Andrei Zviaguinstsev ne s’en est pas caché : le scénario de son troisième film, Elena, a été écrit pour répondre à une commande ; celle d’un film sur l’apocalypse. Un thème que le réalisateur russe a su parfaitement adapter à son cinéma, en filmant une apocalypse intérieure, « l’effondrement d’une âme », selon ses propres mots.

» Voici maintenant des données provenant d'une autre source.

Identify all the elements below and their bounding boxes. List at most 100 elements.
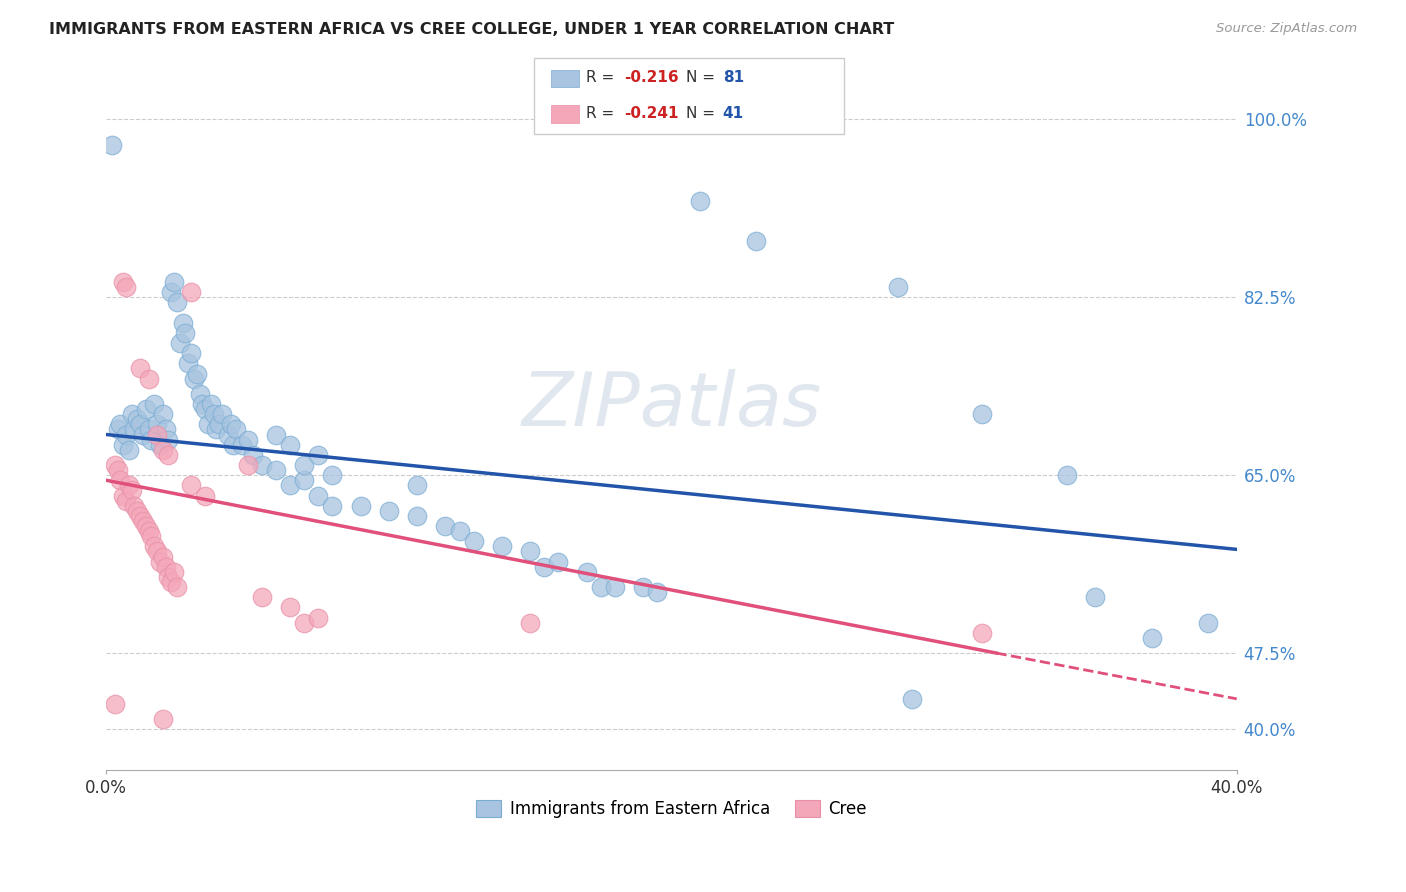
Point [200,397,222,411]
Point [886,280,908,294]
Point [236,458,259,472]
Point [264,427,287,442]
Point [194,402,217,417]
Point [264,463,287,477]
Point [231,438,253,452]
Point [180,478,202,492]
Point [278,600,301,615]
Point [157,448,180,462]
Point [157,433,180,447]
Point [186,367,208,381]
Point [166,295,188,310]
Point [197,417,219,432]
Point [205,422,228,436]
Text: R =: R = [586,106,620,120]
Point [292,458,315,472]
Point [121,407,143,421]
Point [225,422,247,436]
Point [406,478,429,492]
Text: N =: N = [686,70,720,85]
Point [124,422,146,436]
Text: 81: 81 [723,70,744,85]
Point [110,417,132,432]
Point [217,427,239,442]
Point [219,417,242,432]
Point [183,371,205,385]
Point [152,549,174,564]
Point [180,285,202,300]
Point [463,534,485,549]
Point [250,590,273,604]
Point [191,397,214,411]
Point [146,417,169,432]
Point [157,570,180,584]
Point [127,504,149,518]
Point [132,427,155,442]
Point [292,473,315,487]
Text: Source: ZipAtlas.com: Source: ZipAtlas.com [1216,22,1357,36]
Point [138,524,160,538]
Point [242,448,264,462]
Point [107,463,129,477]
Point [155,422,177,436]
Text: R =: R = [586,70,620,85]
Point [152,712,174,726]
Point [163,565,186,579]
Point [160,285,183,300]
Point [689,194,711,208]
Point [127,412,149,426]
Point [1140,631,1163,645]
Point [631,580,654,594]
Point [138,371,160,385]
Point [250,458,273,472]
Point [177,356,200,370]
Text: 41: 41 [723,106,744,120]
Point [110,473,132,487]
Point [208,417,231,432]
Point [135,402,157,417]
Point [900,691,922,706]
Point [202,407,225,421]
Point [152,407,174,421]
Point [188,387,211,401]
Point [575,565,598,579]
Point [307,489,329,503]
Point [155,559,177,574]
Point [138,422,160,436]
Point [180,346,202,360]
Point [104,458,127,472]
Point [194,489,217,503]
Point [589,580,612,594]
Point [141,529,163,543]
Text: -0.241: -0.241 [624,106,679,120]
Point [146,427,169,442]
Point [1197,615,1219,630]
Point [149,438,172,452]
Point [115,280,138,294]
Point [118,478,141,492]
Point [141,433,163,447]
Text: N =: N = [686,106,720,120]
Point [169,336,191,351]
Point [434,519,457,533]
Point [129,417,152,432]
Point [278,438,301,452]
Point [378,504,401,518]
Point [349,499,371,513]
Point [112,489,135,503]
Point [491,539,513,553]
Point [107,422,129,436]
Point [307,610,329,624]
Point [129,508,152,523]
Point [174,326,197,340]
Point [278,478,301,492]
Point [112,438,135,452]
Point [603,580,626,594]
Point [1056,468,1078,483]
Point [121,483,143,498]
Point [972,625,994,640]
Point [160,574,183,589]
Point [135,519,157,533]
Point [132,514,155,528]
Text: -0.216: -0.216 [624,70,679,85]
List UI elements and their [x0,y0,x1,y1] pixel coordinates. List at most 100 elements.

Elena, mariée depuis deux ans au riche Vladimir, vit comme une domestique. Elle cherche à aider son fils, père de deux enfants alors qu’il ne semble pas capable de gérer sa propre vie, en proie à des difficultés financières. Bonne et pieuse, elle ira prier pour son mari lorsque celui-ci fera un arrêt cardiaque pendant une séance de sport. L’âme d’Elena s’effondrera quand elle apprendra que son mari souhaite léguer toute sa fortune à sa fille, la poussant à commettre l’irréparable. La famille, à tout prix. Un sacrifice qui interroge quand on voit la vie menée par le fils d’Elena le petit fils pour lequel elle s’est démenée. Le jeu en valait-il la chandelle ?
Plus accessible que Le Retour ou Faute d’Amour, Elena n’en reste pas moins une œuvre aboutie. Zviaguintsev livre ici une vision pessimiste de nos sociétés. L’argent, nerf de la guerre, devient source de péché, et peut faire basculer une âme. Les symboles de cet apocalypse intérieur sont nombreux et souvent justes. Le long plan séquence aboutissant sur le visage d’Elena dans les flammes est sublime. Le train dans lequel elle avance qui redémarre après avoir renversé un cheval blanc et son cavalier, représentation du cavalier de l’apocalypse considéré selon certaines interprétations comme Jésus, symbolise le recul de la religion lorsque l’argent s’en mêle. Cette vision est très personnelle au réalisateur mais offre un ensemble particulièrement intéressant à regarder et analyser.